The early Church celebrated particularly the example of Justin Martyr (circa 100-circa 165, who appears in some texts as Justin the Philosopher).  His name wasn’t actually Martyr but it was adopted because his conduct in the face of suffering was thought exemplary.  He was in all probability a pagan and had sought education from schools in the Peripatetic, Pythagorean and Platonic traditions but was still unsatisfied unit falling into conversation with an elderly man he met on a beach who “…convinced him of the truth as it is in Jesus”.  His conversion to Christianity led to a lifetime of teaching, writing his apologia which culminated with his martyrdom, beheaded with six others under the reign of Marcus Aurelius (121–180; Roman emperor 161-180) although there’s nothing to suggest the emperor was involved in the sentencing.  For his faith he was of course rewarded with eternal life in Heaven but Justin too achieved a kind of earthly immortality, venerated as a saint by the Roman Catholic Church, the Eastern & Oriental Orthodox Churches and in the Anglican community.  Later, the legend arose that Marcus Aurelius became disposed to relax the persecution of Christians after a group of them prayed for rain and the subsequent storm was of such intensity it enabled him to avoid military defeat although, off and on, persecution continued and it wasn’t until the reign of Constantine the Great (circa 272-337; Roman emperor 306–337) began to emerge as the dominant religion of the empire.

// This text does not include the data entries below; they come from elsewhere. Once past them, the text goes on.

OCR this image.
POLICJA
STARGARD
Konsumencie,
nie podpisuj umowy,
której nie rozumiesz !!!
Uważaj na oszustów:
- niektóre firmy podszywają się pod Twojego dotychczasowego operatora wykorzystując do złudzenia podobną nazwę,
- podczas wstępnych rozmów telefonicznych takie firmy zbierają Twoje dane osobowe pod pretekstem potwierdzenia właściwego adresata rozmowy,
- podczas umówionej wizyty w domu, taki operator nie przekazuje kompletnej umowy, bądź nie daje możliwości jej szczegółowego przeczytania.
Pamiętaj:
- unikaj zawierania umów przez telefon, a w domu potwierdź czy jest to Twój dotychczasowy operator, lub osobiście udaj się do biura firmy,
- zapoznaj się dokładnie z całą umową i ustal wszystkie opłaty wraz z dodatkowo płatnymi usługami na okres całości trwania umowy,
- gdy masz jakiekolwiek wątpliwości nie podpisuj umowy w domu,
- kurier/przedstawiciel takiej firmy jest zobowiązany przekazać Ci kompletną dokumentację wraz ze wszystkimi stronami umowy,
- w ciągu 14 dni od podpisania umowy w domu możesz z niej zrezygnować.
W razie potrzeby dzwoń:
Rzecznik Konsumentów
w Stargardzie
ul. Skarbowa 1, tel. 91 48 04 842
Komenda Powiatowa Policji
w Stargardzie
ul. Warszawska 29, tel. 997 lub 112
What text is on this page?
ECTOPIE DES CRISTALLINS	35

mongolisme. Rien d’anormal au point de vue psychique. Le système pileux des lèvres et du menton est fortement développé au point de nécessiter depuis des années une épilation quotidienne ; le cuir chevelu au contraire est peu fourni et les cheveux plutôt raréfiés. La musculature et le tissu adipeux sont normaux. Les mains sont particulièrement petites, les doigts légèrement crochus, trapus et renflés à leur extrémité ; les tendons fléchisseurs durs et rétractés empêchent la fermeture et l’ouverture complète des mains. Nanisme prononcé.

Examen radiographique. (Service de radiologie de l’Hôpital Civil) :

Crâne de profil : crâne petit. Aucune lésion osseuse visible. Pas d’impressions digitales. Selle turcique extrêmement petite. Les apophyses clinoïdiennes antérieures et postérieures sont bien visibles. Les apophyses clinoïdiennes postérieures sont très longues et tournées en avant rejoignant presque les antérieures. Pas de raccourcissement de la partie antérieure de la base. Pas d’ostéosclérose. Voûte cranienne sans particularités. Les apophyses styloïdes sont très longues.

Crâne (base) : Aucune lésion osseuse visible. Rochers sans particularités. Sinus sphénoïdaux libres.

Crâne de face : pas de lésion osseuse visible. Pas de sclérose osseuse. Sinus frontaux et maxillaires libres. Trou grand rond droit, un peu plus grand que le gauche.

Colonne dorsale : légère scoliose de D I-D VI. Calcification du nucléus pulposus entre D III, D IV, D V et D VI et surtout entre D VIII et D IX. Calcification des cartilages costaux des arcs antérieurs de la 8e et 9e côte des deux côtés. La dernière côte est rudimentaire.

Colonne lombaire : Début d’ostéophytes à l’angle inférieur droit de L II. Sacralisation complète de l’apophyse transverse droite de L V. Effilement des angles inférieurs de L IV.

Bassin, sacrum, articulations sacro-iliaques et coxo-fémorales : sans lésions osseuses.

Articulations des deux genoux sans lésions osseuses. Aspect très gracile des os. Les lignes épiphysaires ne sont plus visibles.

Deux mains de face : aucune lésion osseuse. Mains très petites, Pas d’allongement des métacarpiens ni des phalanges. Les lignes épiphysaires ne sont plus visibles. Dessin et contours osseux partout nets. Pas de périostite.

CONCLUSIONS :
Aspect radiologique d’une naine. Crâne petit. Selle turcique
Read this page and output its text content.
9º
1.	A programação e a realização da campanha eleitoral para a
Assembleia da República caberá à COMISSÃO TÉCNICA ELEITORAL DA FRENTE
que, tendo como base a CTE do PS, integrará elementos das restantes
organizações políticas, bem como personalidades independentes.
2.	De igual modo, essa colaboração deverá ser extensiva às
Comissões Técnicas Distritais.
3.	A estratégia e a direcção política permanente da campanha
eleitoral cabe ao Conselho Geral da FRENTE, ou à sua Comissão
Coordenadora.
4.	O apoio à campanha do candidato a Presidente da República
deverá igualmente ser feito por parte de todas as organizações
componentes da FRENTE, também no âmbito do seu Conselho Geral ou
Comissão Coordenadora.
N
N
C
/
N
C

The persecution of Christians will seem familiar to minorities living under many authoritarian regimes including the Falun Gong in China and the Baháʼí in Iran and many historians have concluded the reasons tend to be political rather than theological, structuralists summarizing things thus:

(1) Emperors in Rome were much opposed to gods their regime did not recognize, the Bible noting (1 Corinthians 8:5) “there be gods many, and lords many” but the imperial authorities did not own the God of the Christians.

(2) The Christian faith preached One who was God over all the earth, who knew no political frontiers and that pagan gods were mere idols.

(3) Christians could not join in pagan worship or the idolatrous acts which were part of the social or civic occasions of which the state approved. 

(4) Christians met as a secret society and were unsociable in their behavior, the assumption being they might be plotting against the state.

(5) Christians were seen to be threatening the financial and political interests of various powerful classes, priests, the makers & sellers of idols and those who bred and sole sacrificial animals.

(6) Christians and their ways were accused to be arousing the anger of Roman gods who proved vengeful in visiting upon the empire famines, earthquakes, military defeats and other punishments.

Foxe's Book of Martyrs (1653, the full title Actes and Monuments of these Latter and Perillous Days, Touching Matters of the Church) by John Foxe (1517-1587) was a review of the history of martyrdom in European Christianity with a particular focus on the suffering of the early English Protestants.

The persecution continued until the year 311 when the Emperor Galerius (circa 258–311; Roman emperor 305-311) expired, meeting his death in a manner similar to that recorded in Acts (12:3) as that suffered by Herod Agrippa: “He was eaten of worms and gave up the ghost”.  Baffled yet convinced by grace with which Christians accepted their martyrdom, on his deathbed Galerius issued the Edict of Toleration and entreated Christians to pray on his behalf.